Supervisors received a letter from PPL nothing that two years ago PPL Electric Utilities had started a program that involves clearing high-voltage transmission right-of-ways across their service territory.
While this work is a significant change from past maintenance practices, PPL notified the supervisors that the are informing elected officials so they could be prepared for contacts from the public.
PPL operates 1.350 miles of transmission facilities as part of the nation's bulk electric system. The maintenance of these right-of-ways and higher voltage power lines falls under the jurisdiction of federal regulators and the North American Electric Reliability Corporation (NERC), the enforcement arm for national reliability standards established after the Northeast blackout in 2003.
The massive blackout was caused in part by trees that came into contact with a transmission line. Since the Bulk Electric System is a vital part of the national security and economic health, the reliability standards assume zero tolerance of any tree contact or tree-related power outages on transmission lines. PPL noted that the federal government will fine the utility if they fail to comply.

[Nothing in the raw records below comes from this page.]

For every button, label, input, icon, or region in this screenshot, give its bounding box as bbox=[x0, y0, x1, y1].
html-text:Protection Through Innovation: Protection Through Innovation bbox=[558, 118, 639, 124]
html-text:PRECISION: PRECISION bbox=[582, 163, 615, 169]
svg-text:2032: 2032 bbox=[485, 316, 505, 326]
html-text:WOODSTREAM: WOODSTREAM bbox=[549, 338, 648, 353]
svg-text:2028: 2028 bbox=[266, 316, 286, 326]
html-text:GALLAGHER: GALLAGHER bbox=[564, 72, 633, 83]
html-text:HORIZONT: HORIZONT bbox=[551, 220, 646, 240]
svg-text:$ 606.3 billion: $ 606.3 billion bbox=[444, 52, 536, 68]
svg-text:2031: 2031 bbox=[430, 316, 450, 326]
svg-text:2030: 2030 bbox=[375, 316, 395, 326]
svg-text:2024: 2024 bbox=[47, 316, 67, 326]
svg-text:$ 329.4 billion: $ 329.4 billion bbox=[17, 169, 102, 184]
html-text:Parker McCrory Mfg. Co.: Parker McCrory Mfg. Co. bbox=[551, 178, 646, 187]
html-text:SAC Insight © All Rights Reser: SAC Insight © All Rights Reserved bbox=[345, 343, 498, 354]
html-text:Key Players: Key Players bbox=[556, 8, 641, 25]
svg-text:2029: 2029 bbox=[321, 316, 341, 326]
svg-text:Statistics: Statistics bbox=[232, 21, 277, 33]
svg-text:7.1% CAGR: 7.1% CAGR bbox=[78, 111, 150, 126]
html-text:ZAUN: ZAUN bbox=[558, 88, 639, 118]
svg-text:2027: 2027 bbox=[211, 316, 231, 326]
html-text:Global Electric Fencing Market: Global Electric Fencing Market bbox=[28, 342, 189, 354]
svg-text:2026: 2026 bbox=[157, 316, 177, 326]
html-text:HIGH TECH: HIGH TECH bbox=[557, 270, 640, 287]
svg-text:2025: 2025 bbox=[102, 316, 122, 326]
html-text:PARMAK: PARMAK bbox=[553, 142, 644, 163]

To comply with the mandate, the company has changed the way they maintain their rights of way. In the past, PPL selectively pruned tall growing trees away from the lines. Now all vegetation under the line is cleared. Trees that were allowed to remain along the transmission right of way must be removed.
This is the second year under this program.
PPL has scheduled maintenance along 450 miles of transmission lines and some work will be done in Franklin Township, noted Green.
Green said that some Franklin Township residents will see trees removed on or near their properties where transmission lines are located.